Another analyst also echoed Novarro’s surprise at the news of approval. But Danielle Antalffy of Leerink Swann said the rollout of the product will be gradual since reimbursement rates are low. In her research note Friday, she says current reimbursement is about $17,000 for a device that costs $30,000. She added that initial target population will be 350,000 who are considered to be at high risk for open heart surgery.
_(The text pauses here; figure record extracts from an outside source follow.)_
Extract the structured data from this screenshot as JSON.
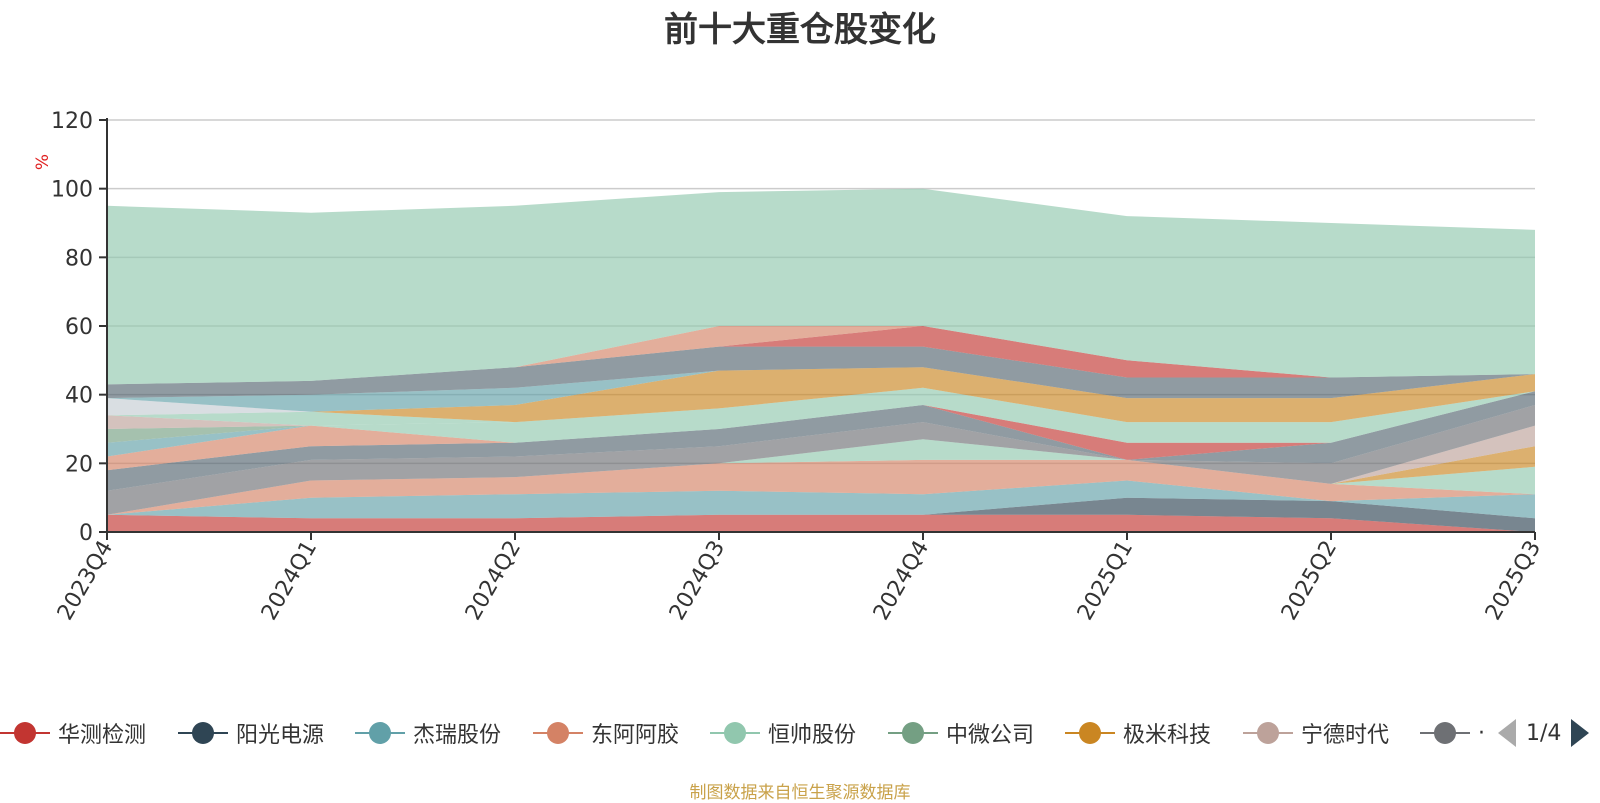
{
  "chart_data": {
    "type": "area",
    "stacked": true,
    "title": "前十大重仓股变化",
    "ylabel": "%",
    "ylim": [
      0,
      120
    ],
    "yticks": [
      0,
      20,
      40,
      60,
      80,
      100,
      120
    ],
    "grid": true,
    "categories": [
      "2023Q4",
      "2024Q1",
      "2024Q2",
      "2024Q3",
      "2024Q4",
      "2025Q1",
      "2025Q2",
      "2025Q3"
    ],
    "series": [
      {
        "name": "华测检测",
        "color": "#c23531",
        "values": [
          5,
          4,
          4,
          5,
          5,
          5,
          4,
          0
        ]
      },
      {
        "name": "阳光电源",
        "color": "#2f4554",
        "values": [
          0,
          0,
          0,
          0,
          0,
          5,
          5,
          4
        ]
      },
      {
        "name": "杰瑞股份",
        "color": "#61a0a8",
        "values": [
          0,
          6,
          7,
          7,
          6,
          5,
          0,
          7
        ]
      },
      {
        "name": "东阿阿胶",
        "color": "#d48265",
        "values": [
          0,
          5,
          5,
          8,
          10,
          6,
          5,
          0
        ]
      },
      {
        "name": "恒帅股份",
        "color": "#91c7ae",
        "values": [
          0,
          0,
          0,
          0,
          6,
          0,
          0,
          8
        ]
      },
      {
        "name": "中微公司",
        "color": "#749f83",
        "values": [
          0,
          0,
          0,
          0,
          0,
          0,
          0,
          0
        ]
      },
      {
        "name": "极米科技",
        "color": "#ca8622",
        "values": [
          0,
          0,
          0,
          0,
          0,
          0,
          0,
          6
        ]
      },
      {
        "name": "宁德时代",
        "color": "#bda29a",
        "values": [
          0,
          0,
          0,
          0,
          0,
          0,
          0,
          6
        ]
      },
      {
        "name": "·",
        "color": "#6e7074",
        "values": [
          7,
          6,
          6,
          5,
          5,
          0,
          6,
          6
        ]
      },
      {
        "name": "",
        "color": "#546570",
        "values": [
          6,
          4,
          4,
          5,
          5,
          0,
          6,
          4
        ]
      },
      {
        "name": "",
        "color": "#c23531",
        "values": [
          0,
          0,
          0,
          0,
          0,
          5,
          0,
          0
        ]
      },
      {
        "name": "",
        "color": "#c4ccd3",
        "values": [
          0,
          0,
          0,
          0,
          0,
          0,
          0,
          0
        ]
      },
      {
        "name": "",
        "color": "#d48265",
        "values": [
          4,
          6,
          0,
          0,
          0,
          0,
          0,
          0
        ]
      },
      {
        "name": "",
        "color": "#61a0a8",
        "values": [
          4,
          0,
          0,
          0,
          0,
          0,
          0,
          0
        ]
      },
      {
        "name": "",
        "color": "#91c7ae",
        "values": [
          0,
          0,
          6,
          6,
          5,
          6,
          6,
          0
        ]
      },
      {
        "name": "",
        "color": "#749f83",
        "values": [
          4,
          0,
          0,
          0,
          0,
          0,
          0,
          0
        ]
      },
      {
        "name": "",
        "color": "#bda29a",
        "values": [
          4,
          0,
          0,
          0,
          0,
          0,
          0,
          0
        ]
      },
      {
        "name": "",
        "color": "#91c7ae",
        "values": [
          0,
          4,
          0,
          0,
          0,
          0,
          0,
          0
        ]
      },
      {
        "name": "",
        "color": "#ca8622",
        "values": [
          0,
          0,
          5,
          11,
          6,
          7,
          7,
          5
        ]
      },
      {
        "name": "",
        "color": "#c4ccd3",
        "values": [
          5,
          0,
          0,
          0,
          0,
          0,
          0,
          0
        ]
      },
      {
        "name": "",
        "color": "#61a0a8",
        "values": [
          0,
          5,
          5,
          0,
          0,
          0,
          0,
          0
        ]
      },
      {
        "name": "",
        "color": "#546570",
        "values": [
          4,
          4,
          6,
          7,
          6,
          6,
          6,
          0
        ]
      },
      {
        "name": "",
        "color": "#c23531",
        "values": [
          0,
          0,
          0,
          0,
          6,
          5,
          0,
          0
        ]
      },
      {
        "name": "",
        "color": "#d48265",
        "values": [
          0,
          0,
          0,
          6,
          0,
          0,
          0,
          0
        ]
      },
      {
        "name": "",
        "color": "#91c7ae",
        "values": [
          52,
          49,
          47,
          39,
          40,
          42,
          45,
          42
        ]
      }
    ],
    "legend": {
      "position": "bottom",
      "page": "1/4"
    },
    "source_note": "制图数据来自恒生聚源数据库"
  }
}
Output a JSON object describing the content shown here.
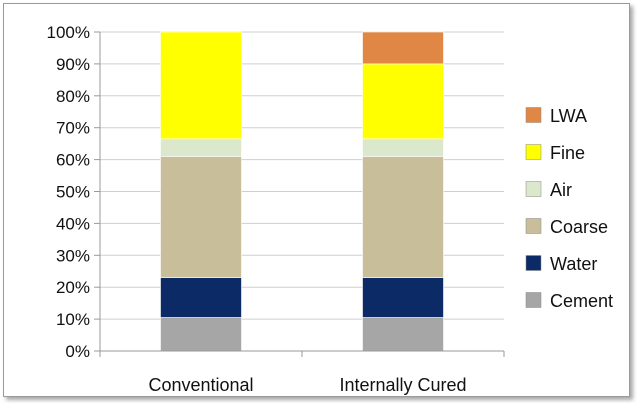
{
  "chart_data": {
    "type": "bar",
    "stacked": true,
    "categories": [
      "Conventional",
      "Internally Cured"
    ],
    "series": [
      {
        "name": "Cement",
        "color": "#a6a6a6",
        "values": [
          10.5,
          10.5
        ]
      },
      {
        "name": "Water",
        "color": "#0b2a66",
        "values": [
          12.5,
          12.5
        ]
      },
      {
        "name": "Coarse",
        "color": "#c8bf9a",
        "values": [
          38,
          38
        ]
      },
      {
        "name": "Air",
        "color": "#dce8cc",
        "values": [
          5.5,
          5.5
        ]
      },
      {
        "name": "Fine",
        "color": "#ffff00",
        "values": [
          33.5,
          23.5
        ]
      },
      {
        "name": "LWA",
        "color": "#e08745",
        "values": [
          0,
          10
        ]
      }
    ],
    "ylim": [
      0,
      100
    ],
    "yticks": [
      "0%",
      "10%",
      "20%",
      "30%",
      "40%",
      "50%",
      "60%",
      "70%",
      "80%",
      "90%",
      "100%"
    ],
    "grid": true,
    "legend": "right",
    "legend_order": [
      "LWA",
      "Fine",
      "Air",
      "Coarse",
      "Water",
      "Cement"
    ]
  }
}
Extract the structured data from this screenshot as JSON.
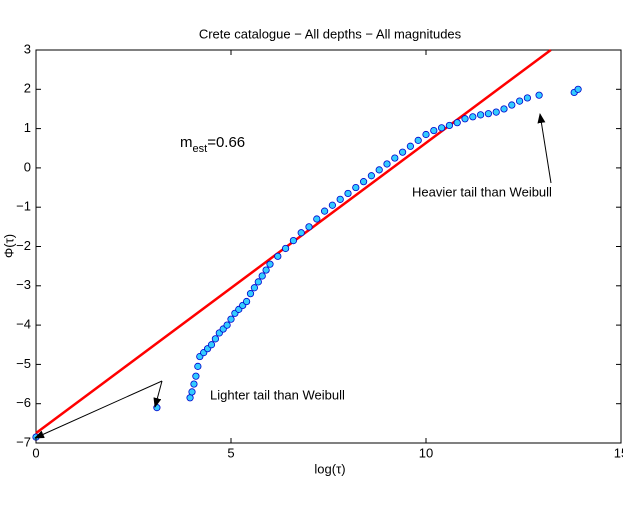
{
  "chart_data": {
    "type": "scatter",
    "title": "Crete catalogue − All depths − All magnitudes",
    "xlabel": "log(τ)",
    "ylabel": "Φ(τ)",
    "xlim": [
      0,
      15
    ],
    "ylim": [
      -7,
      3
    ],
    "xticks": [
      0,
      5,
      10,
      15
    ],
    "yticks": [
      {
        "value": -7,
        "label": "−7"
      },
      {
        "value": -6,
        "label": "−6"
      },
      {
        "value": -5,
        "label": "−5"
      },
      {
        "value": -4,
        "label": "−4"
      },
      {
        "value": -3,
        "label": "−3"
      },
      {
        "value": -2,
        "label": "−2"
      },
      {
        "value": -1,
        "label": "−1"
      },
      0,
      1,
      2,
      3
    ],
    "grid": false,
    "series": [
      {
        "mode": "markers",
        "color": "#33ccff",
        "edgecolor": "#0000cc",
        "x": [
          0,
          3.1,
          3.95,
          4.0,
          4.05,
          4.1,
          4.15,
          4.2,
          4.3,
          4.4,
          4.5,
          4.6,
          4.7,
          4.8,
          4.9,
          5.0,
          5.1,
          5.2,
          5.3,
          5.4,
          5.5,
          5.6,
          5.7,
          5.8,
          5.9,
          6.0,
          6.2,
          6.4,
          6.6,
          6.8,
          7.0,
          7.2,
          7.4,
          7.6,
          7.8,
          8.0,
          8.2,
          8.4,
          8.6,
          8.8,
          9.0,
          9.2,
          9.4,
          9.6,
          9.8,
          10.0,
          10.2,
          10.4,
          10.6,
          10.8,
          11.0,
          11.2,
          11.4,
          11.6,
          11.8,
          12.0,
          12.2,
          12.4,
          12.6,
          12.9,
          13.8,
          13.9
        ],
        "y": [
          -6.85,
          -6.1,
          -5.85,
          -5.7,
          -5.5,
          -5.3,
          -5.05,
          -4.8,
          -4.7,
          -4.6,
          -4.5,
          -4.35,
          -4.2,
          -4.1,
          -4.0,
          -3.85,
          -3.7,
          -3.6,
          -3.5,
          -3.4,
          -3.2,
          -3.05,
          -2.9,
          -2.75,
          -2.6,
          -2.45,
          -2.25,
          -2.05,
          -1.85,
          -1.65,
          -1.5,
          -1.3,
          -1.1,
          -0.95,
          -0.8,
          -0.65,
          -0.5,
          -0.35,
          -0.2,
          -0.05,
          0.1,
          0.25,
          0.4,
          0.55,
          0.7,
          0.85,
          0.95,
          1.02,
          1.08,
          1.15,
          1.25,
          1.3,
          1.35,
          1.38,
          1.42,
          1.5,
          1.6,
          1.7,
          1.78,
          1.85,
          1.92,
          2.0
        ]
      },
      {
        "mode": "line",
        "color": "#ff0000",
        "x": [
          0,
          13.2
        ],
        "y": [
          -6.75,
          3
        ]
      }
    ],
    "annotations": {
      "m_est": {
        "base": "m",
        "sub": "est",
        "rest": "=0.66"
      },
      "heavier": "Heavier tail than Weibull",
      "lighter": "Lighter tail than Weibull"
    }
  }
}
"MitraClip is a breakthrough in the treatment of severe mitral regurgitation, a condition that is progressive and causes extreme fatigue and shortness of breath, eventually making even simple tasks virtually impossible, and increasing the risk of stroke, heart failure and death," said Dr. Ted Feldman, director, Cardiac Catheterization Laboratory and The Mr. and Mrs. Charles R. Walgreen Chair in Interventional Cardiology, NorthShore University HealthSystem, Evanston, Ill, in an Abbott news release. "Clinical data and real-world international experience, dating back to 2003, have consistently shown that the MitraClip is a safe and effective therapy for patients unable to undergo mitral valve surgery, providing meaningful improvements in quality of life that are sustained over time. It has allowed many of my patients to go from bed rest to a more active lifestyle shortly following treatment."